Injusticia fuera tachar una religión de falsa, sólo porque en su seno
hubieran aparecido fanáticos: esto equivaldría á desecharlas todas;
pues que no sería dable encontrar una que estuviese exenta de semejante
plaga. No está el mal en que se presenten fanáticos en medio de una
religión, sino en que ella los forme, en que los incite al fanatismo,
ó les abra para él anchurosa puerta. Si bien se mira, en el fondo del
corazón humano hay un germen abundante de fanatismo, y la historia
del hombre nos ofrece de ello tan abundantes pruebas, que apenas se
encontrará hecho que deba ser reconocido como más indudable. Fingid
una ilusión cualquiera, contad la visión más extravagante, forjad el
sistema más desvariado; pero tened cuidado de bañarlo todo con un tinte
religioso, y estad seguros de que no os faltarán prosélitos entusiastas
que tomarán á pecho el sostener vuestros dogmas, el propagarlos, y
que se entregarán á vuestra causa con una mente ciega y un corazón de
fuego; es decir, tendréis bajo vuestra bandera una porción de fanáticos.

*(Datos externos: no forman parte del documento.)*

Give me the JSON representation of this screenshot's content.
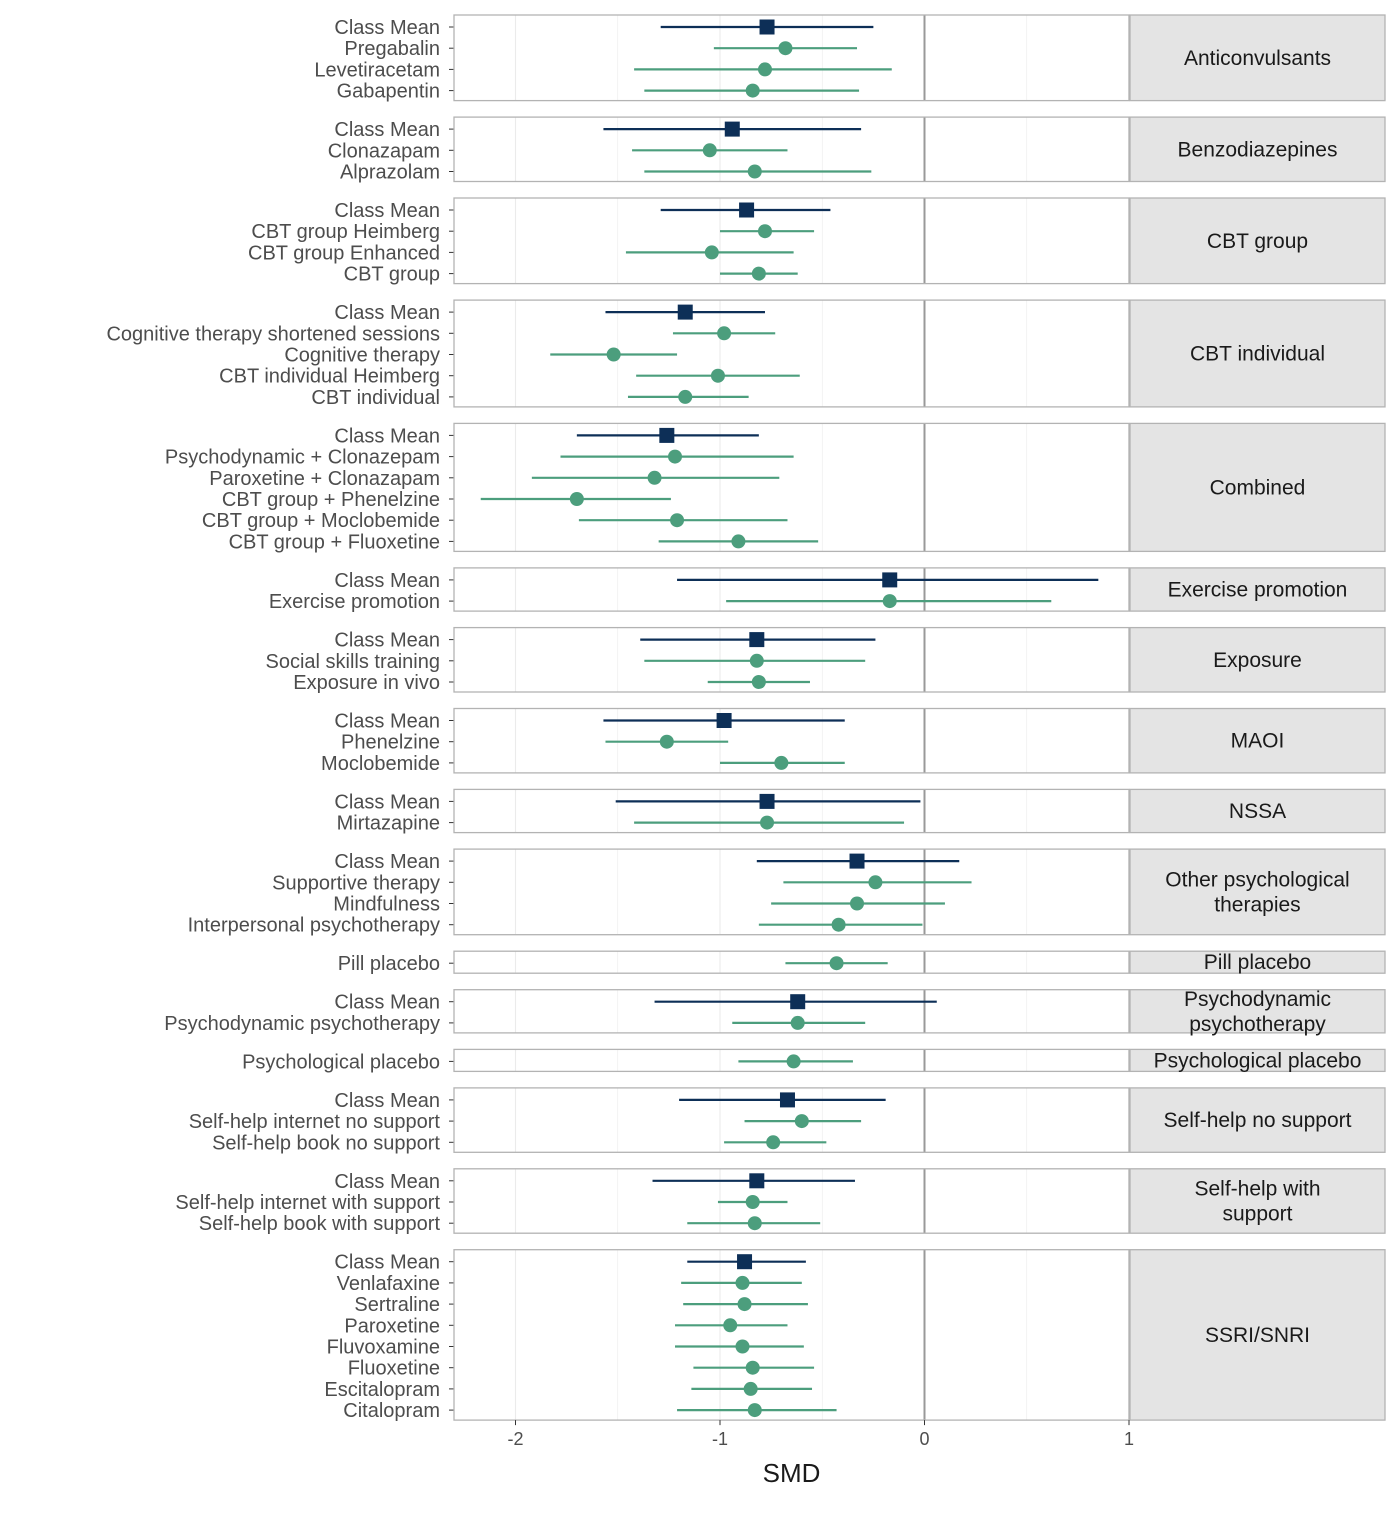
{
  "chart_data": {
    "type": "forest",
    "xlabel": "SMD",
    "xlim": [
      -2.3,
      1.0
    ],
    "x_ticks": [
      -2,
      -1,
      0,
      1
    ],
    "x_tick_labels": [
      "-2",
      "-1",
      "0",
      "1"
    ],
    "reference_line": 0,
    "grid": true,
    "colors": {
      "class_mean": "#0d2f57",
      "intervention": "#4c9e7d",
      "strip_fill": "#e4e4e4",
      "panel_border": "#b3b3b3",
      "ref_line": "#999999",
      "grid": "#ebebeb"
    },
    "groups": [
      {
        "label": "Anticonvulsants",
        "rows": [
          {
            "label": "Class Mean",
            "mean": -0.77,
            "lo": -1.29,
            "hi": -0.25,
            "class_mean": true
          },
          {
            "label": "Pregabalin",
            "mean": -0.68,
            "lo": -1.03,
            "hi": -0.33
          },
          {
            "label": "Levetiracetam",
            "mean": -0.78,
            "lo": -1.42,
            "hi": -0.16
          },
          {
            "label": "Gabapentin",
            "mean": -0.84,
            "lo": -1.37,
            "hi": -0.32
          }
        ]
      },
      {
        "label": "Benzodiazepines",
        "rows": [
          {
            "label": "Class Mean",
            "mean": -0.94,
            "lo": -1.57,
            "hi": -0.31,
            "class_mean": true
          },
          {
            "label": "Clonazapam",
            "mean": -1.05,
            "lo": -1.43,
            "hi": -0.67
          },
          {
            "label": "Alprazolam",
            "mean": -0.83,
            "lo": -1.37,
            "hi": -0.26
          }
        ]
      },
      {
        "label": "CBT group",
        "rows": [
          {
            "label": "Class Mean",
            "mean": -0.87,
            "lo": -1.29,
            "hi": -0.46,
            "class_mean": true
          },
          {
            "label": "CBT group Heimberg",
            "mean": -0.78,
            "lo": -1.0,
            "hi": -0.54
          },
          {
            "label": "CBT group Enhanced",
            "mean": -1.04,
            "lo": -1.46,
            "hi": -0.64
          },
          {
            "label": "CBT group",
            "mean": -0.81,
            "lo": -1.0,
            "hi": -0.62
          }
        ]
      },
      {
        "label": "CBT individual",
        "rows": [
          {
            "label": "Class Mean",
            "mean": -1.17,
            "lo": -1.56,
            "hi": -0.78,
            "class_mean": true
          },
          {
            "label": "Cognitive therapy shortened sessions",
            "mean": -0.98,
            "lo": -1.23,
            "hi": -0.73
          },
          {
            "label": "Cognitive therapy",
            "mean": -1.52,
            "lo": -1.83,
            "hi": -1.21
          },
          {
            "label": "CBT individual Heimberg",
            "mean": -1.01,
            "lo": -1.41,
            "hi": -0.61
          },
          {
            "label": "CBT individual",
            "mean": -1.17,
            "lo": -1.45,
            "hi": -0.86
          }
        ]
      },
      {
        "label": "Combined",
        "rows": [
          {
            "label": "Class Mean",
            "mean": -1.26,
            "lo": -1.7,
            "hi": -0.81,
            "class_mean": true
          },
          {
            "label": "Psychodynamic + Clonazepam",
            "mean": -1.22,
            "lo": -1.78,
            "hi": -0.64
          },
          {
            "label": "Paroxetine + Clonazapam",
            "mean": -1.32,
            "lo": -1.92,
            "hi": -0.71
          },
          {
            "label": "CBT group + Phenelzine",
            "mean": -1.7,
            "lo": -2.17,
            "hi": -1.24
          },
          {
            "label": "CBT group + Moclobemide",
            "mean": -1.21,
            "lo": -1.69,
            "hi": -0.67
          },
          {
            "label": "CBT group + Fluoxetine",
            "mean": -0.91,
            "lo": -1.3,
            "hi": -0.52
          }
        ]
      },
      {
        "label": "Exercise promotion",
        "rows": [
          {
            "label": "Class Mean",
            "mean": -0.17,
            "lo": -1.21,
            "hi": 0.85,
            "class_mean": true
          },
          {
            "label": "Exercise promotion",
            "mean": -0.17,
            "lo": -0.97,
            "hi": 0.62
          }
        ]
      },
      {
        "label": "Exposure",
        "rows": [
          {
            "label": "Class Mean",
            "mean": -0.82,
            "lo": -1.39,
            "hi": -0.24,
            "class_mean": true
          },
          {
            "label": "Social skills training",
            "mean": -0.82,
            "lo": -1.37,
            "hi": -0.29
          },
          {
            "label": "Exposure in vivo",
            "mean": -0.81,
            "lo": -1.06,
            "hi": -0.56
          }
        ]
      },
      {
        "label": "MAOI",
        "rows": [
          {
            "label": "Class Mean",
            "mean": -0.98,
            "lo": -1.57,
            "hi": -0.39,
            "class_mean": true
          },
          {
            "label": "Phenelzine",
            "mean": -1.26,
            "lo": -1.56,
            "hi": -0.96
          },
          {
            "label": "Moclobemide",
            "mean": -0.7,
            "lo": -1.0,
            "hi": -0.39
          }
        ]
      },
      {
        "label": "NSSA",
        "rows": [
          {
            "label": "Class Mean",
            "mean": -0.77,
            "lo": -1.51,
            "hi": -0.02,
            "class_mean": true
          },
          {
            "label": "Mirtazapine",
            "mean": -0.77,
            "lo": -1.42,
            "hi": -0.1
          }
        ]
      },
      {
        "label": "Other psychological therapies",
        "label_lines": [
          "Other psychological",
          "therapies"
        ],
        "rows": [
          {
            "label": "Class Mean",
            "mean": -0.33,
            "lo": -0.82,
            "hi": 0.17,
            "class_mean": true
          },
          {
            "label": "Supportive therapy",
            "mean": -0.24,
            "lo": -0.69,
            "hi": 0.23
          },
          {
            "label": "Mindfulness",
            "mean": -0.33,
            "lo": -0.75,
            "hi": 0.1
          },
          {
            "label": "Interpersonal psychotherapy",
            "mean": -0.42,
            "lo": -0.81,
            "hi": -0.01
          }
        ]
      },
      {
        "label": "Pill placebo",
        "rows": [
          {
            "label": "Pill placebo",
            "mean": -0.43,
            "lo": -0.68,
            "hi": -0.18
          }
        ]
      },
      {
        "label": "Psychodynamic psychotherapy",
        "label_lines": [
          "Psychodynamic",
          "psychotherapy"
        ],
        "rows": [
          {
            "label": "Class Mean",
            "mean": -0.62,
            "lo": -1.32,
            "hi": 0.06,
            "class_mean": true
          },
          {
            "label": "Psychodynamic psychotherapy",
            "mean": -0.62,
            "lo": -0.94,
            "hi": -0.29
          }
        ]
      },
      {
        "label": "Psychological placebo",
        "rows": [
          {
            "label": "Psychological placebo",
            "mean": -0.64,
            "lo": -0.91,
            "hi": -0.35
          }
        ]
      },
      {
        "label": "Self-help no support",
        "rows": [
          {
            "label": "Class Mean",
            "mean": -0.67,
            "lo": -1.2,
            "hi": -0.19,
            "class_mean": true
          },
          {
            "label": "Self-help internet no support",
            "mean": -0.6,
            "lo": -0.88,
            "hi": -0.31
          },
          {
            "label": "Self-help book no support",
            "mean": -0.74,
            "lo": -0.98,
            "hi": -0.48
          }
        ]
      },
      {
        "label": "Self-help with support",
        "label_lines": [
          "Self-help with",
          "support"
        ],
        "rows": [
          {
            "label": "Class Mean",
            "mean": -0.82,
            "lo": -1.33,
            "hi": -0.34,
            "class_mean": true
          },
          {
            "label": "Self-help internet with support",
            "mean": -0.84,
            "lo": -1.01,
            "hi": -0.67
          },
          {
            "label": "Self-help book with support",
            "mean": -0.83,
            "lo": -1.16,
            "hi": -0.51
          }
        ]
      },
      {
        "label": "SSRI/SNRI",
        "rows": [
          {
            "label": "Class Mean",
            "mean": -0.88,
            "lo": -1.16,
            "hi": -0.58,
            "class_mean": true
          },
          {
            "label": "Venlafaxine",
            "mean": -0.89,
            "lo": -1.19,
            "hi": -0.6
          },
          {
            "label": "Sertraline",
            "mean": -0.88,
            "lo": -1.18,
            "hi": -0.57
          },
          {
            "label": "Paroxetine",
            "mean": -0.95,
            "lo": -1.22,
            "hi": -0.67
          },
          {
            "label": "Fluvoxamine",
            "mean": -0.89,
            "lo": -1.22,
            "hi": -0.59
          },
          {
            "label": "Fluoxetine",
            "mean": -0.84,
            "lo": -1.13,
            "hi": -0.54
          },
          {
            "label": "Escitalopram",
            "mean": -0.85,
            "lo": -1.14,
            "hi": -0.55
          },
          {
            "label": "Citalopram",
            "mean": -0.83,
            "lo": -1.21,
            "hi": -0.43
          }
        ]
      }
    ]
  }
}
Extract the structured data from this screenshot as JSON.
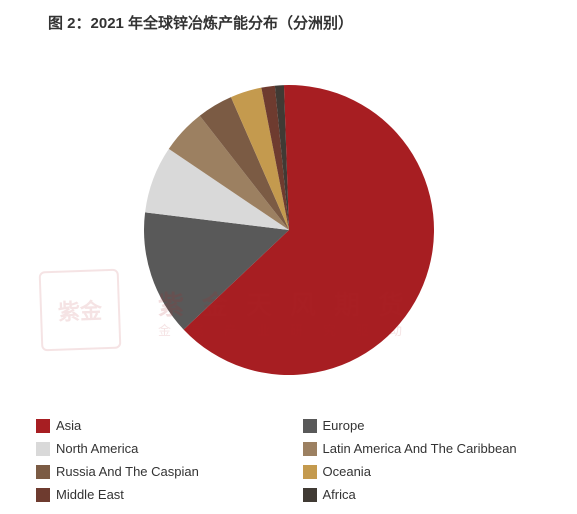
{
  "title": {
    "text": "图 2：2021 年全球锌冶炼产能分布（分洲别）",
    "fontsize": 15,
    "color": "#333333",
    "weight": "bold"
  },
  "chart": {
    "type": "pie",
    "diameter": 290,
    "start_angle_deg": 268,
    "direction": "clockwise",
    "background_color": "#ffffff",
    "slices": [
      {
        "label": "Asia",
        "value": 63.5,
        "color": "#a71e22"
      },
      {
        "label": "Europe",
        "value": 14.0,
        "color": "#595959"
      },
      {
        "label": "North America",
        "value": 7.5,
        "color": "#d9d9d9"
      },
      {
        "label": "Latin America And The Caribbean",
        "value": 5.0,
        "color": "#9c8061"
      },
      {
        "label": "Russia And The Caspian",
        "value": 4.0,
        "color": "#7b5b44"
      },
      {
        "label": "Oceania",
        "value": 3.5,
        "color": "#c49a4e"
      },
      {
        "label": "Middle East",
        "value": 1.5,
        "color": "#6e3b2f"
      },
      {
        "label": "Africa",
        "value": 1.0,
        "color": "#403a34"
      }
    ]
  },
  "legend": {
    "fontsize": 13,
    "swatch_size": 14,
    "text_color": "#333333",
    "columns": 2,
    "items": [
      {
        "label": "Asia",
        "color": "#a71e22"
      },
      {
        "label": "Europe",
        "color": "#595959"
      },
      {
        "label": "North America",
        "color": "#d9d9d9"
      },
      {
        "label": "Latin America And The Caribbean",
        "color": "#9c8061"
      },
      {
        "label": "Russia And The Caspian",
        "color": "#7b5b44"
      },
      {
        "label": "Oceania",
        "color": "#c49a4e"
      },
      {
        "label": "Middle East",
        "color": "#6e3b2f"
      },
      {
        "label": "Africa",
        "color": "#403a34"
      }
    ]
  },
  "watermark": {
    "main": "紫金天风期货",
    "sub": "金属产业研究驱动",
    "seal": "紫金",
    "color": "#b0252a",
    "main_fontsize": 26,
    "sub_fontsize": 13
  }
}
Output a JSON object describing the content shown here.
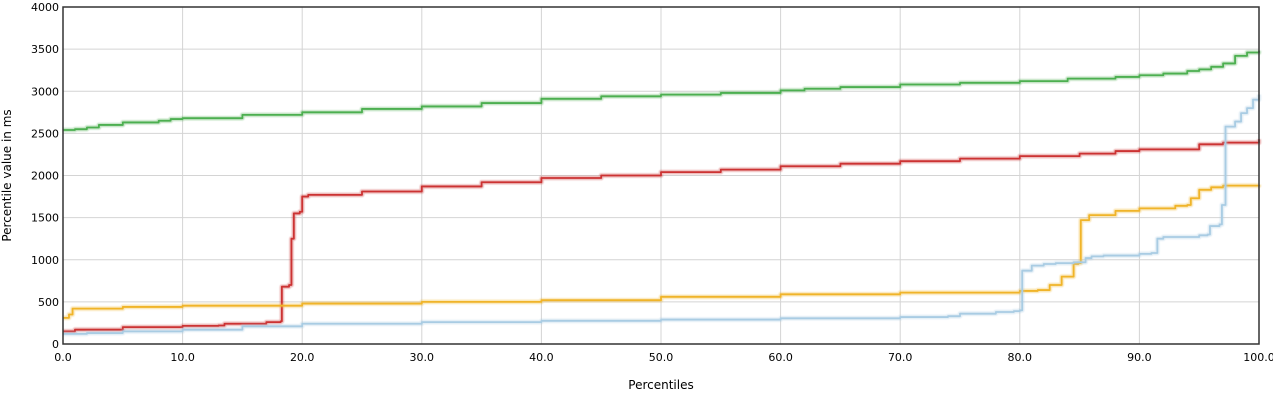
{
  "chart_data": {
    "type": "line",
    "xlabel": "Percentiles",
    "ylabel": "Percentile value in ms",
    "xlim": [
      0,
      100
    ],
    "ylim": [
      0,
      4000
    ],
    "grid": true,
    "x_ticks": [
      "0.0",
      "10.0",
      "20.0",
      "30.0",
      "40.0",
      "50.0",
      "60.0",
      "70.0",
      "80.0",
      "90.0",
      "100.0"
    ],
    "y_ticks": [
      "0",
      "500",
      "1000",
      "1500",
      "2000",
      "2500",
      "3000",
      "3500",
      "4000"
    ],
    "series": [
      {
        "color": "#4caf50",
        "points": [
          [
            0,
            2540
          ],
          [
            1,
            2550
          ],
          [
            2,
            2570
          ],
          [
            3,
            2600
          ],
          [
            5,
            2630
          ],
          [
            8,
            2650
          ],
          [
            9,
            2670
          ],
          [
            10,
            2680
          ],
          [
            15,
            2720
          ],
          [
            20,
            2750
          ],
          [
            25,
            2790
          ],
          [
            30,
            2820
          ],
          [
            35,
            2860
          ],
          [
            40,
            2910
          ],
          [
            45,
            2940
          ],
          [
            50,
            2960
          ],
          [
            55,
            2980
          ],
          [
            60,
            3010
          ],
          [
            62,
            3030
          ],
          [
            65,
            3050
          ],
          [
            70,
            3080
          ],
          [
            75,
            3100
          ],
          [
            80,
            3120
          ],
          [
            84,
            3150
          ],
          [
            88,
            3170
          ],
          [
            90,
            3190
          ],
          [
            92,
            3210
          ],
          [
            94,
            3240
          ],
          [
            95,
            3260
          ],
          [
            96,
            3290
          ],
          [
            97,
            3330
          ],
          [
            98,
            3420
          ],
          [
            99,
            3460
          ],
          [
            100,
            3480
          ]
        ]
      },
      {
        "color": "#cc3333",
        "points": [
          [
            0,
            150
          ],
          [
            1,
            170
          ],
          [
            5,
            200
          ],
          [
            10,
            215
          ],
          [
            13,
            220
          ],
          [
            13.5,
            240
          ],
          [
            17,
            260
          ],
          [
            18.2,
            270
          ],
          [
            18.3,
            680
          ],
          [
            18.9,
            700
          ],
          [
            19.1,
            1250
          ],
          [
            19.3,
            1550
          ],
          [
            19.8,
            1570
          ],
          [
            20,
            1750
          ],
          [
            20.5,
            1770
          ],
          [
            25,
            1810
          ],
          [
            30,
            1870
          ],
          [
            35,
            1920
          ],
          [
            40,
            1970
          ],
          [
            45,
            2000
          ],
          [
            50,
            2040
          ],
          [
            55,
            2070
          ],
          [
            60,
            2110
          ],
          [
            65,
            2140
          ],
          [
            70,
            2170
          ],
          [
            75,
            2200
          ],
          [
            80,
            2230
          ],
          [
            85,
            2260
          ],
          [
            88,
            2290
          ],
          [
            90,
            2310
          ],
          [
            95,
            2370
          ],
          [
            97,
            2390
          ],
          [
            100,
            2430
          ]
        ]
      },
      {
        "color": "#f0b429",
        "points": [
          [
            0,
            310
          ],
          [
            0.5,
            350
          ],
          [
            0.8,
            420
          ],
          [
            5,
            440
          ],
          [
            10,
            455
          ],
          [
            20,
            480
          ],
          [
            30,
            500
          ],
          [
            40,
            520
          ],
          [
            50,
            560
          ],
          [
            60,
            590
          ],
          [
            70,
            610
          ],
          [
            80,
            630
          ],
          [
            81.5,
            640
          ],
          [
            82.5,
            700
          ],
          [
            83.5,
            800
          ],
          [
            84.5,
            950
          ],
          [
            84.9,
            960
          ],
          [
            85.1,
            1470
          ],
          [
            85.8,
            1530
          ],
          [
            88,
            1580
          ],
          [
            90,
            1610
          ],
          [
            93,
            1640
          ],
          [
            94,
            1650
          ],
          [
            94.3,
            1730
          ],
          [
            95,
            1830
          ],
          [
            96,
            1860
          ],
          [
            97,
            1880
          ],
          [
            100,
            1890
          ]
        ]
      },
      {
        "color": "#a9cce3",
        "points": [
          [
            0,
            120
          ],
          [
            2,
            130
          ],
          [
            5,
            150
          ],
          [
            10,
            170
          ],
          [
            15,
            210
          ],
          [
            20,
            240
          ],
          [
            30,
            260
          ],
          [
            40,
            275
          ],
          [
            50,
            290
          ],
          [
            60,
            305
          ],
          [
            70,
            320
          ],
          [
            74,
            330
          ],
          [
            75,
            360
          ],
          [
            78,
            380
          ],
          [
            79.5,
            390
          ],
          [
            80,
            400
          ],
          [
            80.2,
            870
          ],
          [
            81,
            930
          ],
          [
            82,
            950
          ],
          [
            83,
            960
          ],
          [
            84.5,
            970
          ],
          [
            85.5,
            1020
          ],
          [
            86,
            1040
          ],
          [
            87,
            1050
          ],
          [
            90,
            1070
          ],
          [
            91,
            1080
          ],
          [
            91.5,
            1250
          ],
          [
            92,
            1270
          ],
          [
            95,
            1290
          ],
          [
            95.7,
            1300
          ],
          [
            95.9,
            1400
          ],
          [
            96.7,
            1420
          ],
          [
            96.9,
            1650
          ],
          [
            97.2,
            2580
          ],
          [
            98,
            2640
          ],
          [
            98.5,
            2740
          ],
          [
            99,
            2800
          ],
          [
            99.5,
            2900
          ],
          [
            100,
            2960
          ]
        ]
      }
    ]
  }
}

Algunos filósofos han gastado largas páginas en declamar contra el
fanatismo, y como que se han empeñado en desterrarle del mundo, ora
dando á los hombres empalagosas lecciones filosóficas, ora empleando
contra el _monstruo_ toda la fuerza de una oratoria fulminante. Bien
es verdad que á la palabra _fanatismo_ le han señalado una extensión
tan lata, que han comprendido bajo esta denominación toda clase de
religiones; pero yo creo, sin embargo, que, aun cuando se hubieran
ceñido á combatir el verdadero fanatismo, habrían hecho harto mejor si,
no fatigándose tanto, hubiesen gastado algún tiempo en examinar esta
materia con espíritu analítico, tratándola, después de atento examen,
sin preocupación, con madurez y templanza.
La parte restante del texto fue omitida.